The contrast between FLAMSA’s efficacy in R/R settings versus our findings in untreated MDS reinforces the critical role of disease status in conditioning regimen selection. This distinction is further supported by an EBMT ALWP registry study of 1018 patients with R/R AML, which found that FLAMSA-RIC resulted in lower 2-year NRM (7%) and improved OS compared to MAC, though with higher relapse rates [12]. Similarly, our previous study comparing TB, FLAMSA-BuFlu, and Treo-Flu in CMML patients undergoing allo-SCT showed FLAMSA did not improve transplant outcomes [30].

These findings are consistent with a separate EBMT registry study that compared sequential conditioning, MAC, and RIC in 303 patients with MDS and excess blasts. With a median follow-up of 67 months, they found no significant differences in 3-year OS (50%) and RFS (45%) between conditioning regimens [31]. Their MVA identified that outcomes were largely determined by baseline disease risk and patient characteristics rather than conditioning intensity, aligning with our results.

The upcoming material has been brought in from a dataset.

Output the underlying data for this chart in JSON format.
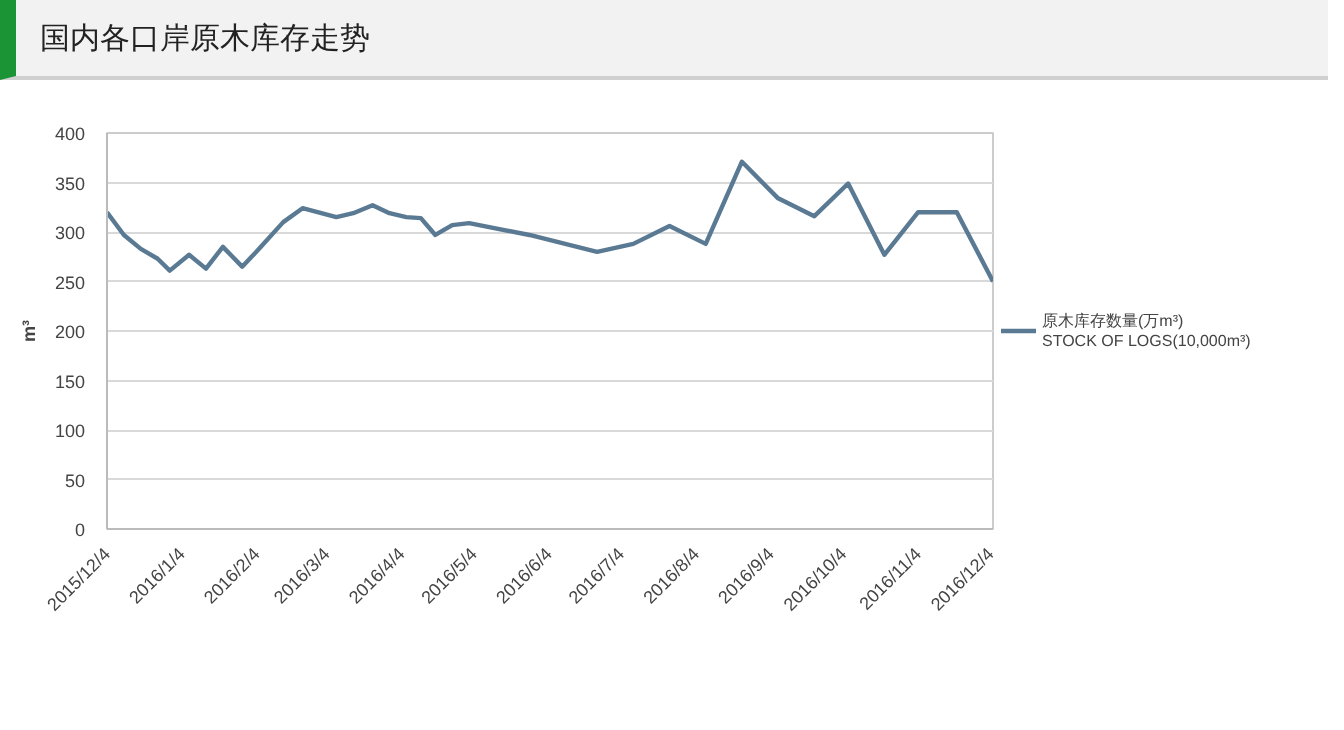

Since FLAMSA is primarily used as a RIC regimen, one might question whether its outcomes are comparable to MAC. However, the prospective randomized EBMT RICMAC study demonstrated similar long-term survival outcomes for RIC and MAC in MDS patients [32].

In light of these findings, FLAMSA-FB does not improve transplant outcomes in untreated MDS, where disease burden is lower than in relapsed or refractory settings. While sequential conditioning has shown benefits in high-risk AML and relapsed MDS, its role in newly diagnosed patients remains uncertain. Our results suggest that immediate transplantation with standard conditioning may be preferable, and further research is needed to refine patient selection criteria for sequential conditioning in this setting.

Our study has several limitations. The retrospective, single-center design introduces selection bias and limits generalizability. While the FLAMSA-FB group had a higher median blast percentage, we adjusted for this by incorporating IPSS into our propensity score and multivariable models. Incomplete cytogenetic and molecular data prevented their inclusion in our analysis, limiting our ability to account for disease biology. Our small sample size and heterogeneity in donor types and conditioning regimens could confound comparisons, though PSM helped reduce these imbalances. Low event counts precluded multivariable analysis for relapse and NRM. We included transplant year in both propensity score and multivariable analyses, while ATG use, though clinically relevant, was already balanced before matching, and its inclusion would have compromised match stability.

FLAMSA-FB does not improve survival or relapse rates in untreated MDS and is associated with higher chronic GVHD risk. Our findings suggest that the added cytoreductive phase offers no advantage in this setting, where immediate transplantation with standard conditioning may be preferable. Prospective studies are needed to confirm these findings.